Thank you again for helping us improve the manuscript!

Reviewer 3 Report

Something went wrong when adding the new references. A small detail that needs to be revised.

Author Response

We are sorry, but we cannot find the issue. Could you please point to it in the revised manuscript (3rd submission). Thank you.

Reviewer 4 Report

I would like to thank the authors for taking the effort to revise the manuscript.  There is one remaining issue pertaining to my comments from the previous round.

Specifically, the comment I had was "The entire analyses of the paper relies on the fact that the demand sequences follow exactly an ARMA model, which is rarely the case in reality. It would be good to see some sensitivity analysis, i.e., when the underlying true dynamics for the sequences deviate from ARMA, how the performance looks like."

This comment essentially pertains to settings where the data are generated according some dynamics that is DIFFERENT from an ARMA model, but an ARMR model is fit to the data (as an working model), followed by subsequently analyses. This is very doable in synthetic data experiments; additionally, given that the entire paper is built on the assumption that the demand sequence follows exactly an ARMA model (which we know does not hold in reality), such analyses provide insight into how useful the methodology is in practice. 

The authors respond that "In our simulations we considered what happens if we estimate the coefficients of the ARMA model that applies to each cluster based on the simulated data.

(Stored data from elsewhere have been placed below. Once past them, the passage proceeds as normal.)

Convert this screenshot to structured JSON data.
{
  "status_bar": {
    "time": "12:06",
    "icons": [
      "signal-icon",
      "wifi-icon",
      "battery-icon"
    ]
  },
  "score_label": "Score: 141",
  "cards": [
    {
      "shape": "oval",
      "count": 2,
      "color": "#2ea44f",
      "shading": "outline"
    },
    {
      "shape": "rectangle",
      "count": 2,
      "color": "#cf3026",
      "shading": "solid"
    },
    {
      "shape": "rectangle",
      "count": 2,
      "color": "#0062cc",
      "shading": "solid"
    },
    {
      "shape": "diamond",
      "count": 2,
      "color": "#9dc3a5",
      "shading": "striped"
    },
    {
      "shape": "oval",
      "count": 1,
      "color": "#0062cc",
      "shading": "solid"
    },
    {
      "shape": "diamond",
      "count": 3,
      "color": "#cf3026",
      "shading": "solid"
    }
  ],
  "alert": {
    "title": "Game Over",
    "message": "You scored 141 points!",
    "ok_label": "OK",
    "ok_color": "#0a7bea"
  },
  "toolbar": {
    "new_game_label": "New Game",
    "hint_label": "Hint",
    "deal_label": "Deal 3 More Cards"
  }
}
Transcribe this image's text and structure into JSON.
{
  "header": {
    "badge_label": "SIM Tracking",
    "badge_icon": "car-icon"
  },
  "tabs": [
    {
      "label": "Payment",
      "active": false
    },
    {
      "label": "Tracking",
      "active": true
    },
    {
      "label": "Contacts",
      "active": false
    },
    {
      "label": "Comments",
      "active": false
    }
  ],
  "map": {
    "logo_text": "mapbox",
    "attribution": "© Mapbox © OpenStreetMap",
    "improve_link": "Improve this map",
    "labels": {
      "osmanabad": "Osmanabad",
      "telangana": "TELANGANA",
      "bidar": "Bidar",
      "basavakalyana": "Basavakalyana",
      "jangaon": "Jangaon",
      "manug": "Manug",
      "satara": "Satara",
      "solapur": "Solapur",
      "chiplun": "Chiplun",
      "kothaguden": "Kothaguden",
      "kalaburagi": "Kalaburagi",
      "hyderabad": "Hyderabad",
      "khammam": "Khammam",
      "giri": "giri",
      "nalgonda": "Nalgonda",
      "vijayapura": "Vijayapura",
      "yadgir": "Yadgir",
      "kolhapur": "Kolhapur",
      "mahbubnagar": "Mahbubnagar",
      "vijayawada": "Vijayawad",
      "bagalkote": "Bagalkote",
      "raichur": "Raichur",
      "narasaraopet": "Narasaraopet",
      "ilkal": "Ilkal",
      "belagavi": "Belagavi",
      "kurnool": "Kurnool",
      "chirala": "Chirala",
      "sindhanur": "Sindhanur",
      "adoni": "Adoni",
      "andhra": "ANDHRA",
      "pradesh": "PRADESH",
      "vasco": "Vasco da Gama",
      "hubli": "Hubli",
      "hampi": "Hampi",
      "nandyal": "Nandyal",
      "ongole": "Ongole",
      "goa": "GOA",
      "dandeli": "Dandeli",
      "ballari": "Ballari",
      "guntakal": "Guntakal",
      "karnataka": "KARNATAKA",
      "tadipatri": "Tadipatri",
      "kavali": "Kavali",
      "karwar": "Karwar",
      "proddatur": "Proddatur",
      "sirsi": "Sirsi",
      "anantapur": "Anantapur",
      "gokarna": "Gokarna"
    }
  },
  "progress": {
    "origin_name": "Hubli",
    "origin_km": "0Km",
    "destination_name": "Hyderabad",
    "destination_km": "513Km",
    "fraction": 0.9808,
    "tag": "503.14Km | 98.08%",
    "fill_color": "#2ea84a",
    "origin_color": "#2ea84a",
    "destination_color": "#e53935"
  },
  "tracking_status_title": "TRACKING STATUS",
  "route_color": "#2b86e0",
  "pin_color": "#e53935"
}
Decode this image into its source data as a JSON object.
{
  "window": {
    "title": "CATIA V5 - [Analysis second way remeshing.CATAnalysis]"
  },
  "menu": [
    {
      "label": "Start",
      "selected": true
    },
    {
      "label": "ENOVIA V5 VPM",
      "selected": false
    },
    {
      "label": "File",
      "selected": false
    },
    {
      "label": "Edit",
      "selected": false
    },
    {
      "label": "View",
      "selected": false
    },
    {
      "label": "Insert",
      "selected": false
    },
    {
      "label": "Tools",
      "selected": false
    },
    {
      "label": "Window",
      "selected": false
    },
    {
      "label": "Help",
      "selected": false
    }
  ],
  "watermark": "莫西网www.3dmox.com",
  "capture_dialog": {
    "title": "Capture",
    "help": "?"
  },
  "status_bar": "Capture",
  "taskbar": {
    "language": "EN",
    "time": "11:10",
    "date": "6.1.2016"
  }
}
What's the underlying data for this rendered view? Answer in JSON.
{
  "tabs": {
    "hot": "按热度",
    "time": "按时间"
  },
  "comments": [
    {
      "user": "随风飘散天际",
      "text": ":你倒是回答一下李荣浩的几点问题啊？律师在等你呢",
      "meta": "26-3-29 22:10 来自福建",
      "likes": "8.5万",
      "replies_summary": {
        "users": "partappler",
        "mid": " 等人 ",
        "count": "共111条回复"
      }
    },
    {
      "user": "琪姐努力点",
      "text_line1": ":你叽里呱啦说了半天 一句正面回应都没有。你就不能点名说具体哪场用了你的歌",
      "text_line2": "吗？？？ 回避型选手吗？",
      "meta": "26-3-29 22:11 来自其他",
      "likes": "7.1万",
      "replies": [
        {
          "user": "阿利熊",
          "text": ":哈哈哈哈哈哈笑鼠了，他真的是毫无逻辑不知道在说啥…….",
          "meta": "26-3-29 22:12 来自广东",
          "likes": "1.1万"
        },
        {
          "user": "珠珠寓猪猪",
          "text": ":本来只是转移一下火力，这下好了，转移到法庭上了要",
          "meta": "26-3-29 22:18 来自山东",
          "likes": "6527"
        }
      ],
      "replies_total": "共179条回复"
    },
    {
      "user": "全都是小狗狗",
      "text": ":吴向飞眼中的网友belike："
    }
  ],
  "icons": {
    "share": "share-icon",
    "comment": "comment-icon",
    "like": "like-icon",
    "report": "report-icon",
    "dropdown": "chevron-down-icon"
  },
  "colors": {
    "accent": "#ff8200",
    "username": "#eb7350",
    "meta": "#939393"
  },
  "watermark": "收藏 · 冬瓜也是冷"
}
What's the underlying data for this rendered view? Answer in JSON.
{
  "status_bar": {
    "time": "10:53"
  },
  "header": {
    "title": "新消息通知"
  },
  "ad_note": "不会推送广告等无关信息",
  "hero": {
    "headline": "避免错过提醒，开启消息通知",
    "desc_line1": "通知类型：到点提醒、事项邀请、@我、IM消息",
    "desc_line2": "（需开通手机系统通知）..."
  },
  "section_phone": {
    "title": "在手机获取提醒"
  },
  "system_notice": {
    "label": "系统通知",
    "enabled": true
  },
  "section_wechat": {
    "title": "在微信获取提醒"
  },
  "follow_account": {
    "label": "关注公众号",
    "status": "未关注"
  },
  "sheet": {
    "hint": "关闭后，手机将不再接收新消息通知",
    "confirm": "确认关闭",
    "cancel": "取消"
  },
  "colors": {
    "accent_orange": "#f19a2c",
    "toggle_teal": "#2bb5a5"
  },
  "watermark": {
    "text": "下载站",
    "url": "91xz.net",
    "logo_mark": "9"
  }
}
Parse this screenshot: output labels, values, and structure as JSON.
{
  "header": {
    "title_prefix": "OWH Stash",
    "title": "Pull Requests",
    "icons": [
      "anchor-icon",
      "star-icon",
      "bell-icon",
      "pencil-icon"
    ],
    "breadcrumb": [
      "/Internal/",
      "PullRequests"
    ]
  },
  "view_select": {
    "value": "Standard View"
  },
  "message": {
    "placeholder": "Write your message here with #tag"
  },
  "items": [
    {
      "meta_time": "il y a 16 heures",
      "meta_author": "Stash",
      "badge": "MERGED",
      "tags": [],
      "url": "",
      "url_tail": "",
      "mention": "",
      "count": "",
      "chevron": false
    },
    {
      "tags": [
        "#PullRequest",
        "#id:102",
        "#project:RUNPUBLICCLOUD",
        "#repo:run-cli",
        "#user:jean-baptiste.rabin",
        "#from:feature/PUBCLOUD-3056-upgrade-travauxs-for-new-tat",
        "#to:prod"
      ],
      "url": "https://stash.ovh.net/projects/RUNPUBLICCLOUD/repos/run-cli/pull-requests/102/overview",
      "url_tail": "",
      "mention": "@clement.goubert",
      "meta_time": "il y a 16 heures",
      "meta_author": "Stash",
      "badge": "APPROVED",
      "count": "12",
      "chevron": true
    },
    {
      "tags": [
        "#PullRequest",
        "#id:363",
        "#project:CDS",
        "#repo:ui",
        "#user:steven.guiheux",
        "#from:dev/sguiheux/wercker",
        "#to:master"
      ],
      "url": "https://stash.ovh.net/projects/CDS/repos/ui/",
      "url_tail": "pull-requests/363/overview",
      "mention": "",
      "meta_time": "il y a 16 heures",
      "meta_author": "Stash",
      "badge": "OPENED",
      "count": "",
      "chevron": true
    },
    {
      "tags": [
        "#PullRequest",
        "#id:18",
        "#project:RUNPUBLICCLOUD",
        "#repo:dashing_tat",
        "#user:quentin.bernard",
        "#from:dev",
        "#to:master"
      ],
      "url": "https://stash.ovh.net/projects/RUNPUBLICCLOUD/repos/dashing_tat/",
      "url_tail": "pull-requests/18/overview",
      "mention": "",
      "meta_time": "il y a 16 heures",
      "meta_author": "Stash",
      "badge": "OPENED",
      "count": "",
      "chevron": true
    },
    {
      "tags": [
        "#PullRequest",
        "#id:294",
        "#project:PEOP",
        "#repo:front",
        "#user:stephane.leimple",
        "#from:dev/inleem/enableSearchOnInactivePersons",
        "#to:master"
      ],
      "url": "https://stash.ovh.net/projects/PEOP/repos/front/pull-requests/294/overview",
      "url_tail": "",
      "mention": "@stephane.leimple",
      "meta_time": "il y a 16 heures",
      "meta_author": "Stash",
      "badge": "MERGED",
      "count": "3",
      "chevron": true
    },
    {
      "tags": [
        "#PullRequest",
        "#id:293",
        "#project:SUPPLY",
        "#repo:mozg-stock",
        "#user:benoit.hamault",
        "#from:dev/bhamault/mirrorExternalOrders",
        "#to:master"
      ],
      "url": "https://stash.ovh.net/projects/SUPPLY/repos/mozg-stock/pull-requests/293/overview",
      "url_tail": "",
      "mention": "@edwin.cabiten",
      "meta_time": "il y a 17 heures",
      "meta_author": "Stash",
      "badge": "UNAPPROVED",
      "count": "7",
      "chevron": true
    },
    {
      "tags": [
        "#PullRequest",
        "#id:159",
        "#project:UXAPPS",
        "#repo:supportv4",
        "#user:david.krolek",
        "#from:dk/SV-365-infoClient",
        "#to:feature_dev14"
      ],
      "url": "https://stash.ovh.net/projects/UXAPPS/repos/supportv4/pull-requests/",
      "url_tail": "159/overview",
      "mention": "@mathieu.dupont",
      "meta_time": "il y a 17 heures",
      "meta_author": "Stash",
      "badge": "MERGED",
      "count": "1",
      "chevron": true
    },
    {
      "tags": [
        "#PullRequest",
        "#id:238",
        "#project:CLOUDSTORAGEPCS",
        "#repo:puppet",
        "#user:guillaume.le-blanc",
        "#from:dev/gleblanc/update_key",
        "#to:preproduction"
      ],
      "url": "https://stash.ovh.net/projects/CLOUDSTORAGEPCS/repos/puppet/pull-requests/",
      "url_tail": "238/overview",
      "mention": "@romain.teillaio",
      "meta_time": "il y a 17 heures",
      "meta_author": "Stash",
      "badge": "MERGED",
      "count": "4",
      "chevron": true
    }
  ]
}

We believe that looking into other possible data generation processes would be a good avenue for future research."

I am not entirely sure what the response mean and how it is related to my comment. 

Author Response

Thank you immensely for bringing this to our attention. We are sorry we did not adequately explore this in the previous revision. We have now added in new analysis (starting below Figure 8 and ending at the bottom of page 35). As per your suggestion, we have simulated data streams that are not generated by an ARMA model. Rather, each stream is generated using the ARFIMA(0,d,0) model where 'd' is selected randomly for each stream to be a value between -4 and .4. The results are quite interesting and help to highlight the value of finding good clusters (using an algorithm such as Pivot Clustering). 

Computing the estimated MSFEs based on fitting ARMA models to the disaggregated, aggregated and subaggregated streams we see that it is actually possible for good clusters to outperform the disaggregated case (which is always optimal in the theoretical case). See Figure 9 for details.

Round 3

Reviewer 4 Report

I would like to thank the authors for their careful revision of the paper. At this point, I don't have further questions.